Summertime brings lots of great things. Barbecues, swimming, sleeping in, family get togethers… I could go on. But summertime also brings something less desirable to me – a sudden, drastic reduction in the amount of clothing ladies (young and old) wear.
It’s a topic of much dissension in youth groups and churches. How short is too short? How skinny can my straps be? Can I wear a bikini? How come she can wear that and I can’t? Are these pants too tight? There are a lot of questions and not many answers.
After reading through some of my archives yesterday, I found this post. As you can see, it’s from quite awhile ago but the issues are still the same.
From that post:
Women are told to dress modestly. Now obviously modest is a very widely defined term. Some will wear everything from sweatshirts and jeans to fitted shirts and pants, looking much like relevant society dresses. Some will only wear loose fitting clothing, looking dowdy and ill-fitted. Some will only wear flowing skirts and long sleeved tops, with or without head coverings, claiming they are setting themselves apart by being simple. But what was God’s intention with these verses? I’ve come across an idea that says that women must dress modestly, as to not cause men to stumble, but should dress relevantly. For dressing in a manner that draws attention – whether by young men checking you out or by people pointing at the woman dressed plainly – is undesirable. How a woman dresses should not draw attention to her person but to her God. So if a woman dresses in very simple, almost Amish clothing she is drawing attention to herself because she stand out so much in modern society. But on the other hand, women should not be dressing in revealing or tightly fitting clothes, as they can lead men to stumble. So what’s in the middle? I’m not sure. I know that watching shirts get smaller and skirts get shorter, in public and in the church, is an alarming trend. Are we being lead by the principles of this world rather than Christ? But on the other hand, does dressing so plainly as to make people look at us (Do you think she’s Amish?) rather than at our character and countenance also defeats the purpose. Are we being led by religious traditions? Both are equally wrong according to Colossians 2:8.
I thought I’d break up some of the thoughts I had in this post from 2008 and expand on them a bit. Maybe some of you can join in with your thoughts and questions about modesty.
First let’s talk about dressing relevantly, not just dressing modestly.

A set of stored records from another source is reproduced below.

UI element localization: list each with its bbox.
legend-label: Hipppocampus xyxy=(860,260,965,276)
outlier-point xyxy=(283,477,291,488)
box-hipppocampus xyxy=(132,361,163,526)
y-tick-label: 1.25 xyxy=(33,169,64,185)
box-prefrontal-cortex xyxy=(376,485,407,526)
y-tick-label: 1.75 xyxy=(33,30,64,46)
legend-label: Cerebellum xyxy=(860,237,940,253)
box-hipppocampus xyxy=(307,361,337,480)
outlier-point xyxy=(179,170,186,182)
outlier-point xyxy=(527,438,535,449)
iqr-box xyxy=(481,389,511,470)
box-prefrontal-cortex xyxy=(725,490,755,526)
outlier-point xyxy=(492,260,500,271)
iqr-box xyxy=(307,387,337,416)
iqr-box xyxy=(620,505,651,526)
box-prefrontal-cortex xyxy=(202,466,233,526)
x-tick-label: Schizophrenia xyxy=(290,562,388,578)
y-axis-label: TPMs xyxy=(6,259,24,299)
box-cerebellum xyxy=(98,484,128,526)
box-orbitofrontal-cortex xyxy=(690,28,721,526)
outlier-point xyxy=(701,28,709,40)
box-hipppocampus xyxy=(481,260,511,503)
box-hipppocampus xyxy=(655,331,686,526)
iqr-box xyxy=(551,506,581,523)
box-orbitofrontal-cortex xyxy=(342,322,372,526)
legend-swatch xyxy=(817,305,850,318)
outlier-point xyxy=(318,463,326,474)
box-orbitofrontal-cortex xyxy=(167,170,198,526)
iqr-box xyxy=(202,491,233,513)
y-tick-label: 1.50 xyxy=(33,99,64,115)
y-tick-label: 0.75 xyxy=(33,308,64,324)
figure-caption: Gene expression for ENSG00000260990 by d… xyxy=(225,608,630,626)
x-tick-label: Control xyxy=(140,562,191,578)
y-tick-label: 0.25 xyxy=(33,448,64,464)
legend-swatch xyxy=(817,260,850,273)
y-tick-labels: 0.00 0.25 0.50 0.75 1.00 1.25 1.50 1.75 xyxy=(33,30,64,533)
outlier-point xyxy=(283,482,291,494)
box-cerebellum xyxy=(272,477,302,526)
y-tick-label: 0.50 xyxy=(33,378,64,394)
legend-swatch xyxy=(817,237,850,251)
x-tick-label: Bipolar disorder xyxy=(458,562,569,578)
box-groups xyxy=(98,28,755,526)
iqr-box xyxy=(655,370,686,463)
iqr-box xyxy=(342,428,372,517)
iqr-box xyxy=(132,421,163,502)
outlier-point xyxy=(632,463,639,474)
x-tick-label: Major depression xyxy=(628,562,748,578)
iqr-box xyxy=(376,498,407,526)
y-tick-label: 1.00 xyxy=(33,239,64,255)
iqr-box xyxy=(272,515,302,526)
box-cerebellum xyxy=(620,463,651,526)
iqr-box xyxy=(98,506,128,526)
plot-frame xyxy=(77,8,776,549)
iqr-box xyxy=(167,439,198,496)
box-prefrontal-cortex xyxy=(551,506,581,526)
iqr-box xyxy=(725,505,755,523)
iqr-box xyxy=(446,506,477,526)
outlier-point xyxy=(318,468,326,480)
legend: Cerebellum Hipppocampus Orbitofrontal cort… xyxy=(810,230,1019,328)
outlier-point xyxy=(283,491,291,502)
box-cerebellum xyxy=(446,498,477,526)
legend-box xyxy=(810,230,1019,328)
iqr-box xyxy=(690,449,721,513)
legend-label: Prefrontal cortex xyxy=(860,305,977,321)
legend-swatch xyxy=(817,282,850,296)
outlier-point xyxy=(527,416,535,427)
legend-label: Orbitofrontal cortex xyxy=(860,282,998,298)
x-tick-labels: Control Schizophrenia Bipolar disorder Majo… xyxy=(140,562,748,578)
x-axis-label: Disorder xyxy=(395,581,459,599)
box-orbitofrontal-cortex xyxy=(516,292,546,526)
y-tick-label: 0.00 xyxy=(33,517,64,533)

I live in Amish Country. It’s not uncommon to see buggies and horses tied to a hitching post at the local Walmart. You know Amish the minute you see them. It’s unmistakeable. They stand out.on purpose. I don’t know any other woman that would choose to wear long sleeved black dresses when it’s 85 and muggy outside. It’s easy to identify Amish due to how they dress. I would say that we could all agree that Amish are not relevant in their dress. The one thing they have going for them, though, is that they are definitely set apart from this world and everyone knows it. Isn’t that what the Word of God says? We should be set apart from this world? In it but not of it? So maybe we should all dress like Amish. Hmm. I don’t think that’s what God meant. We have to be both in this world but not of it, having a heavenly focus while our feet planted on the ground.
As Christians, we are called to be a chosen generation and a holy people. How does is that calling reflected in our dress, ladies? Do we look like a holy people, set apart for God? Dressing like a bag lady does not reflect the calling of a chosen, holy woman that is trying to serve God. It may be modest – every inch and curve is hidden. But are we then calling attention to ourselves, rather than to God, for the opposite reason as the woman who dresses in skimpy clothes.
There is a middle ground somewhere, ladies. Let’s discuss what the Word of God says about women, their beauty and how we can encourage one another to dress our own beauty in palace style. So what do you think about modesty?